A paper describing the bat organoid growth technique appeared in the International Journal of Molecular Sciences on October 5.
Bats are the natural source of a raft of human pathogens (or, in epidemiological jargon, the “reservoir”—the host in which a pathogen survives without causing disease). These include the viruses that cause a great many illnesses such as Ebola, Marburg, Nipah, Hendra, SARS, MERS, and COVID-19. In fact, a single bat can host these viruses without getting sick. Why bats can live with so many viruses without themselves falling ill remains one of the great mysteries of virology and its neighboring disciplines. And solving this mystery has been made all the more urgent by the ongoing COVID-19 pandemic.
Yet bats are wild animals, not domesticated experimental animal subjects. It is much more difficult to conduct reproducible investigations on bats than on more common experimental animals such as mice or pigs. And so most experiments have had to take place on cell lines taken from bats rather than bats themselves or bat organs.
“If this experimental blockage could be overcome, virus-bat relationships could be understood and lead to reduce human illness and death.,” said Tsutomu Omatsu, one of the authors of the paper and an associate professor with the Center for Infectious Diseases of Epidemiology and Prevention Research at Tokyo University of Agriculture and Technology.
So the researchers developed a bat organoid that could be used for such experimentation. An organoid is a three-dimensional tissue construct grown “in vitro” (in a petri dish or with other laboratory equipment) from stem cells and that mimics the organ in the living animal.

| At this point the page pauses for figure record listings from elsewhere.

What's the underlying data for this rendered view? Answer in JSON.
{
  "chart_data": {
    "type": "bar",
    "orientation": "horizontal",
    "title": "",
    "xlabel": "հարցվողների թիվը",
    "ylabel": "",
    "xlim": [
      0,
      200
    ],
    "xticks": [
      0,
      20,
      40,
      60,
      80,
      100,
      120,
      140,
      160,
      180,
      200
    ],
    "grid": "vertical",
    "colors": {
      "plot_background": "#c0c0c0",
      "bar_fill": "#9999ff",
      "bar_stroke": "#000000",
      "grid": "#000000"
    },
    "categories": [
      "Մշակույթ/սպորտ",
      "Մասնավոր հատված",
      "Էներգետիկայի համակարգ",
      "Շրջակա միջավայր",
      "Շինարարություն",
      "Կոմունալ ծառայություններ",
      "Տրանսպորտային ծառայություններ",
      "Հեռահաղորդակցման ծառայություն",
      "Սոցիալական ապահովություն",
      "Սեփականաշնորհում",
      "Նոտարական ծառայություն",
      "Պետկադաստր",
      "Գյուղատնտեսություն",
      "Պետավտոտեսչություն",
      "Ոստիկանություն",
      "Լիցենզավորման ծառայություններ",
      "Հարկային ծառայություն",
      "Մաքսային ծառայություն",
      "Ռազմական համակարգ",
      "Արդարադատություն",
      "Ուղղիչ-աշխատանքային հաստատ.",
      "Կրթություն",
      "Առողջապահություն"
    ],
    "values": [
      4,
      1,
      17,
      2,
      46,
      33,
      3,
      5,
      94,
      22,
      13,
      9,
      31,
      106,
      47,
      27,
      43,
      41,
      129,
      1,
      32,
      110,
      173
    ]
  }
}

In this case, they grew organoids from cells from the intestine of a flying fox, the species Rousettus leschenaultia within the wider genus of Rousettus, also known as Rousette bats.
They chose Rousette bats, a type of megabat or fruit bat, because they are thought to be a natural reservoir of the filovirus family of viruses, including the Ebola and Marburg viruses. This particular species of rousette bat was also selected because in previous research, another species of rousette bat, Rousettus leschenaultii, had shown a transient but not robust infection from an experimental inoculation of SARS-CoV-2, the virus that causes COVID-19, while a cell line from the intestine of Rousettus leschenaultia had not been infected at all. Several species of flying foxes in Southeast Asia and Australia have also been found to be hosts of Pteropine orthoreovirus (PRV), which has caused respiratory disease in humans.
The researchers first had to find an optimum medium for the growth of bat intestine cells. They did this by attempting to culture organoids with nine different growth supplements (nutrients and other molecules that encourage cell proliferation). Three out of the nine achieved significantly higher cell growth and proliferation rates after seven days.
In addition, the rousette bat intestinal organoids grown with these three supplements were long-lived, being able to maintain active proliferation for up to ten passages (up to 10 times of reconstructions of organoids from separated cells that were composed of the previous organoids). Organoids that were long-term cryopreserved (in essence frozen) could also grow normally once thawed.
To confirm that the organoid was mimicking the epithelial (outer) tissue of the bat’s intestine—the part of the bat organ that first encounters virus particles and thus of particular scientific interest—the researchers deployed two techniques. First, they used transmission electron microscopy to investigate the cellular anatomy (histology) of the organoids. Second, they used immunofluorescence staining—a common method used to detect and visualize molecules in biological samples—to look for molecular markers that indicate that the tissue under investigation comes from bat intestines. Together, these two techniques told the researchers that the organoids were indeed recreating the typical cellular components of rousette bat intestine tissues.
An initial test of the use of the organoids to investigate viral relationships was also performed. They were shown to be susceptible to PRV but not to SARS-CoV-2 in experimental inoculation.